Size okuduğum bir şiirden bahsederek başlamak istiyorum yazıma.
Susarak unutmayı,
Yaşayarak alışmayı,
Güvenerek aldanmayı,
Ve severek kaybetmeyi öğrenmiş her insan için,
Yalnızlık:Dert değil sadece ZEVKTİR.
İnanın kime ait olduğunu bilmiyorum ama son cümle benim. Yalnız insanlar genelde sıkılırlar, mutsuz olurlar, kendini koca dünya da öylesine boş öylesine tek hissederler ki… Bense yalnızlığımla eğlenmeyi, yalnızlığımla nefes almayı seviyorum, yalnızlığımla özgürlüğümü hissediyorum, bununla mutlu oluyorum. Saatlerce kitap okumayı o küçücük dünyamda hayal kurmayı seviyorum, film izlerken sonunda vay be diyişlerimi kendi kendime bununla ilgili çıkarımlar yapmayı seviyorum. Kimse bana bırak kitabı diyemiyor, kimse bana film sonrasında ya tamam anladık muhabbeti yapmıyor, yalnızsan kimse seni yargılayamıyor.

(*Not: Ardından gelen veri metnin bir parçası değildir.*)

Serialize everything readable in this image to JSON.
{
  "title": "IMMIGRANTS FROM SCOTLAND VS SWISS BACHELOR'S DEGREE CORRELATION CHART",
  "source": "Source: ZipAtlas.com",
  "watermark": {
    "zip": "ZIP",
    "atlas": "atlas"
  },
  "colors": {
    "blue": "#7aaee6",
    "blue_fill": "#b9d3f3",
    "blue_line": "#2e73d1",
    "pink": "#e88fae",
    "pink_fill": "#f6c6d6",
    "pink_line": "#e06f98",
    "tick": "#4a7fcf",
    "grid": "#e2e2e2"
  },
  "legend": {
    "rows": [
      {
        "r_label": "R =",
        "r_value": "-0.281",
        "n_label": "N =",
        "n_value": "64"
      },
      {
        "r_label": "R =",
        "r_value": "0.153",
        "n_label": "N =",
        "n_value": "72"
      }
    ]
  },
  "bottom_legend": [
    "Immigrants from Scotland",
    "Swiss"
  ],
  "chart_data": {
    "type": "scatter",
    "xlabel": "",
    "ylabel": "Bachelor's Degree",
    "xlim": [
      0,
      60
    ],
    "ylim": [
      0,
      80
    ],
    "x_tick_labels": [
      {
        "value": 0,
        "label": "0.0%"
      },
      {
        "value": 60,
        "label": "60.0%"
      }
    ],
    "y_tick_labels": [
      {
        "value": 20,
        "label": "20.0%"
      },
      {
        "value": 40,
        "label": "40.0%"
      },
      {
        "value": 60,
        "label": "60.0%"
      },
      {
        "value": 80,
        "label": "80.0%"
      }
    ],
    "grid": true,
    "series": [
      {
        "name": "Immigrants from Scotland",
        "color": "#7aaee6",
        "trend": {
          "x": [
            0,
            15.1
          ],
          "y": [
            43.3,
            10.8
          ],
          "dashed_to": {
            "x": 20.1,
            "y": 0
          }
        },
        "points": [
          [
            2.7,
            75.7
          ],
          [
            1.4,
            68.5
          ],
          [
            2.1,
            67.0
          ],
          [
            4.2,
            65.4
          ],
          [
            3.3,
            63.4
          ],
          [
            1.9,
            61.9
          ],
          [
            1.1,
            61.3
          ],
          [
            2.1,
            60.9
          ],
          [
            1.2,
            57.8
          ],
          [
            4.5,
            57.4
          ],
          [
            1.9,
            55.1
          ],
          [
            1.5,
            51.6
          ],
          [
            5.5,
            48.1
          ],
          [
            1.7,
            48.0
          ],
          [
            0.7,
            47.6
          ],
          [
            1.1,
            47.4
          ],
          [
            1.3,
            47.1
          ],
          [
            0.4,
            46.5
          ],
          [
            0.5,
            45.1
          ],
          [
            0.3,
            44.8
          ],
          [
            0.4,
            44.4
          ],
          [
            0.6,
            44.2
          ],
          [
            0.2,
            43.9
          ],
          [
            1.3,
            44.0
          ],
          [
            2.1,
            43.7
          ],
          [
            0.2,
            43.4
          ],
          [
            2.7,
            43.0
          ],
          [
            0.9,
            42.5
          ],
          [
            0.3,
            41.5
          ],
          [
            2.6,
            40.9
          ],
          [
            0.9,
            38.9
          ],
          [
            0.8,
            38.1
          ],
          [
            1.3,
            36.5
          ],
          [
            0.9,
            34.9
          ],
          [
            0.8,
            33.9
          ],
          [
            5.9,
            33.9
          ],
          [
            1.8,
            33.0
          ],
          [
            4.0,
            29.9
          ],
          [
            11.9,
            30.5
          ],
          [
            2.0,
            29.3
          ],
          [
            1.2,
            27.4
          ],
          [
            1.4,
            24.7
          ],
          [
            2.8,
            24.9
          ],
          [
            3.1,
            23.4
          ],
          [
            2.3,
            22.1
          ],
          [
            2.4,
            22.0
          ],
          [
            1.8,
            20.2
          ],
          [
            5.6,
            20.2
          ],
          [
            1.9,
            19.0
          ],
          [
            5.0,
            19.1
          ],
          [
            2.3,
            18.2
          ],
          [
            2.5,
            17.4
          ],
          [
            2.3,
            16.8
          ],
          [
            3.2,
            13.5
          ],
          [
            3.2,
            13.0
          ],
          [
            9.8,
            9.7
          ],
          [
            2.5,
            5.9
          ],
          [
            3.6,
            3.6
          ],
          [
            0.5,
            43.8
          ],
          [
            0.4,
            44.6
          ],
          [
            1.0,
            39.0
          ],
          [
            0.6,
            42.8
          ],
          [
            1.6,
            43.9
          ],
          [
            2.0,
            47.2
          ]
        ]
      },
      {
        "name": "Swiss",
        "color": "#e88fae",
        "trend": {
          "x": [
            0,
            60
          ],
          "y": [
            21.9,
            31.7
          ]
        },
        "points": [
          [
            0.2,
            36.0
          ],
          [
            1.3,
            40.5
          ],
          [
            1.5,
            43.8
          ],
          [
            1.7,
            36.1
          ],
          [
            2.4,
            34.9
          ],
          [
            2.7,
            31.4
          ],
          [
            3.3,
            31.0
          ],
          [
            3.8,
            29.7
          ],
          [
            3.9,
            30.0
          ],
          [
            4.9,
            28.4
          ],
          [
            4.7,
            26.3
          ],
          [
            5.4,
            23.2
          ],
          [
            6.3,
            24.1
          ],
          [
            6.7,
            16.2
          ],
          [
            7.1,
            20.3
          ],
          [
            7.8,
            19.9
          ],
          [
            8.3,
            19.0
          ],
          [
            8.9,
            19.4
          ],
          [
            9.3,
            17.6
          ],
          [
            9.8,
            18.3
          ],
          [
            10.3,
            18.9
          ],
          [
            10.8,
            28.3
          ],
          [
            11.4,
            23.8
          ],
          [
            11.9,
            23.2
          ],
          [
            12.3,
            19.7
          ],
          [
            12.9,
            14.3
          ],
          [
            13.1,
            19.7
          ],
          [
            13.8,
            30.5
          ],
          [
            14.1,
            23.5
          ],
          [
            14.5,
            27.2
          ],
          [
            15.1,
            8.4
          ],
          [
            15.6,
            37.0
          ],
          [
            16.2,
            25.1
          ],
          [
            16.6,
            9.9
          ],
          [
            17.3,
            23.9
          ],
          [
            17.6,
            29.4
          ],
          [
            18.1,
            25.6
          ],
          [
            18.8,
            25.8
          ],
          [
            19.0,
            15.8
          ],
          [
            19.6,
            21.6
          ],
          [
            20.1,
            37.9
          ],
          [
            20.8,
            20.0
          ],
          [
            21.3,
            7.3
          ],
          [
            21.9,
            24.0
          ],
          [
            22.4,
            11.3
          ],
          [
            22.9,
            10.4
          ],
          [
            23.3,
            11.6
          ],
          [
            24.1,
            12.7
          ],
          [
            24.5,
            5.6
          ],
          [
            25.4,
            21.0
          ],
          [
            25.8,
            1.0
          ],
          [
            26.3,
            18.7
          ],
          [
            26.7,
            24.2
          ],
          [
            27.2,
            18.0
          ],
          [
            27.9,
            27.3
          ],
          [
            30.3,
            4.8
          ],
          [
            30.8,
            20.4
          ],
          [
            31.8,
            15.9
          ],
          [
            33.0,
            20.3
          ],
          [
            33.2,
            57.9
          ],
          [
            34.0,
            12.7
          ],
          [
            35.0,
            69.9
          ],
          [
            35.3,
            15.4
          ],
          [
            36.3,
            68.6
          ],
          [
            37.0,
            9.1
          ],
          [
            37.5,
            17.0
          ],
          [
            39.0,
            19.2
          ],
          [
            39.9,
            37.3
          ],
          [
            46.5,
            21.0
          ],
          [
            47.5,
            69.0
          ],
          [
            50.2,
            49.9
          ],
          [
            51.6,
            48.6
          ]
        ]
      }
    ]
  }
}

Ben dün kendimi fark etmeden bir başkasına anlatırken(ben bu ara hiçbir şeyi fark edemiyorum)buldum ve aslında kendime dünya kurmuşumda haberim yokmuş onu anladım. Sadece bana ait, benim kurallarım, ben yargılarım benim kitaplarım, benim hikayelerim, benim gördüklerim, benim düşündüklerim…Kendimi kendi dünyama öyle bir adapte etmişim ki herkesten her şeyden kaçmanın bir yolunu bulabilmişim, kendimi dinlemişim umarsızca, ben ne dedim, ben şu an ne yaşıyorum diye oturup konuşmuşum kendimle. Nasıl cesaret edilir kendi hikayeme bir başkası düşünmemişim, inanmamışım, cesaret edemeyip korkmuşum.
Peki bu kız burada kendi edebiyatını mı yapmaya çalışıyor? (yoo herkesin yaşayış biçimi kendi tercihi) .Ben sadece yukarıda okuduklarınızın zamanı ile şu an aşağıda okuyacaklarınızın zamanının farklı olduğunu ve zamanın neler değiştirdiğini görmenizi, bunu görürken de kendinizi denemenizi istiyorum. Geçen zaman, değişen his… Bir kağıt,bir kalem alın elinize, şu an sizin için önemli olan şeyleri yazmaya başlayın, birde tarihi atmayı unutmayın, çok değil bir ay sonra görüşürüz 🙂 Zamanın sizde yarattığı farkı görün isterim!
Bende ki fark şöyle gelişti;Biri alışkanlık olurken de yalnızlığı unutturabilir sanmışım, alışkanlık yokluk olursa afallatıyormuş beni, yukarıda öz güven sahibi kızı okurken burada kendimi kandırmışım galiba dediğim kızı okuyorsunuz şu an…
Bu kadar kolay mıyız, hislerimiz, duygularımız, kendimize olan duygularımız, acaba biz kendimize bile dürüst olmayı mı unutuyoruz…
Herkes dürüst biz mi yalancıyız, ya da bizde herkes gibi mi yalancıyız…
Susarak anlaşılmayı mı bekliyoruz, yoksa içimizdeki çığlıkları duyanı mı bekliyoruz…
Bizde acaba başkasının çığlığında fark etmeden gözlerimizi mi bağlıyoruz, kulaklarımızı mı tıkıyoruz…
Biz derken biz kimiz, ben neden biz diye genelliyorum yoksa aslında ben herkesin benim gibi olduğunu düşünüp kendimi kandırmayı mı seviyorum…
Acılarımla yüzleşmek mi canımı daha çok yakar yoksa onlardan kaçıp bir gün karşılaşma hissi mi…
Çok sevmekten mi korkar insan, çok sevilmekten mi? Ya da hangisini ister insan?
Canını acıtan dertlerini susmak mı en güzeli ya da onları etrafa saçmak, anlatmak mı?
İnsanlara güvenmekten korkmak mı seni endişelendirir, yoksa insan diyebileceğin kimsenin kalmaması mı?
Ben sorularla sıramı savdım, peki sen, senin sorunlarındaki soruların neler?
Ya da sen cevap vermek isteyipte susup kalanlardan mısın!